Application of stable isotope tracer combined with mass spectrometric detection for studying myo-inositol uptake by cultured neurons from fetal mouse: effect of trisomy 16.

Abstract

A gas chromatographic (GC)/mass spectrometric method for studying myo-inositol uptake by neurons in vitro is described. Cultured cortical neurons from fetuses of diploid and trisomy 16 mouse (animal model for Down syndrome) were incubated with a physiological concentration of hexadeuterated myo-inositol for 2-40 min. Washed cells were lysed and scyllo-inositol (internal standard) was added to the intracellular material which contained labeled myo-inositol taken up by the cells as well as the endogenous, unlabeled myo-inositol. The samples were evaporated to dryness and the analytes were converted into acetate derivatives.

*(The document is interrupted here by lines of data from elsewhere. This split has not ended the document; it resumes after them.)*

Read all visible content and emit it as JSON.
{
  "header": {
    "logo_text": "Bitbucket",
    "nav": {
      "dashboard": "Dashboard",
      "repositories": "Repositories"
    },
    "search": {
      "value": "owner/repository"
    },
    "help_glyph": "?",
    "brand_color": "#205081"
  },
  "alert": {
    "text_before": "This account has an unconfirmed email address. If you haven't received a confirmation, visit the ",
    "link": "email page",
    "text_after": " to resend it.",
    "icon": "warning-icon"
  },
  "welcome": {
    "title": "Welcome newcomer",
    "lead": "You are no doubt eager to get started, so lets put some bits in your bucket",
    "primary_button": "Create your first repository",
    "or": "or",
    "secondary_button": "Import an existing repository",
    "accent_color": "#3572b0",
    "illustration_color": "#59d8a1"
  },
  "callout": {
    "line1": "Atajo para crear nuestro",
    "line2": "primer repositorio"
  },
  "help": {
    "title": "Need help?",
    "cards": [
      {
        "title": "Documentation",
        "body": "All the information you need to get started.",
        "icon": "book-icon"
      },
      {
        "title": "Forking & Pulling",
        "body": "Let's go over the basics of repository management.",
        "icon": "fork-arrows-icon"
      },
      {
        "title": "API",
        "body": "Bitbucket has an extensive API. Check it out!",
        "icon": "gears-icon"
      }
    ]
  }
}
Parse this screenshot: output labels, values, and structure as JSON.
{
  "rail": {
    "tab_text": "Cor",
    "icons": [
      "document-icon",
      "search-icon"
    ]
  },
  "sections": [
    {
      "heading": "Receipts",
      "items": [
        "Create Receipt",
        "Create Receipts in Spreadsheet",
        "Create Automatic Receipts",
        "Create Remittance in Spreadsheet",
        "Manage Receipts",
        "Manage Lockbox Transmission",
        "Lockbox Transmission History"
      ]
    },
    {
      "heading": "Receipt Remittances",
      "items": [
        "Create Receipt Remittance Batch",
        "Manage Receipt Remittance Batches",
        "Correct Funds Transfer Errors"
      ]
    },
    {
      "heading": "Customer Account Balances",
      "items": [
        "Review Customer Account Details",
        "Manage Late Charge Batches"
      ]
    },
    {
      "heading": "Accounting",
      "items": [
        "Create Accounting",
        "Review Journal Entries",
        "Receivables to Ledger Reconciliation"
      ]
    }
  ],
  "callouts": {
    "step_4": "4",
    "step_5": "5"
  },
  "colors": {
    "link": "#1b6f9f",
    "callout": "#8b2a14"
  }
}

The components were separated by capillary GC, and the m/z 379 ion for labeled myo-inositol and the m/z 373 ion for myo-inositol and scyllo-inositol generated by chemical ionization in an ion trap mass spectrometer were monitored. Quantitation of the deuterium-labeled myo-inositol taken up by the neuron along with endogenous myo-inositol was achieved for 2-40 min of incubation. The labeled myo-inositol uptake was linear for up to 20 min and was Na+ dependent in these neurons. This non-radioisotope method was used to demonstrate a significant (40%) increase in the rate of myo-inositol uptake by cortical neurons from the trisomy 16 mouse relative to control neurons. An increased myo-inositol uptake is consistent with evidence that the myo-inositol transporter gene is on both human chromosome 21 and mouse chromosome 16, and that myo-inositol concentrations are elevated in cerebrospinal fluid from adult Down syndrome individuals and brains from the fetal trisomy 16 mouse.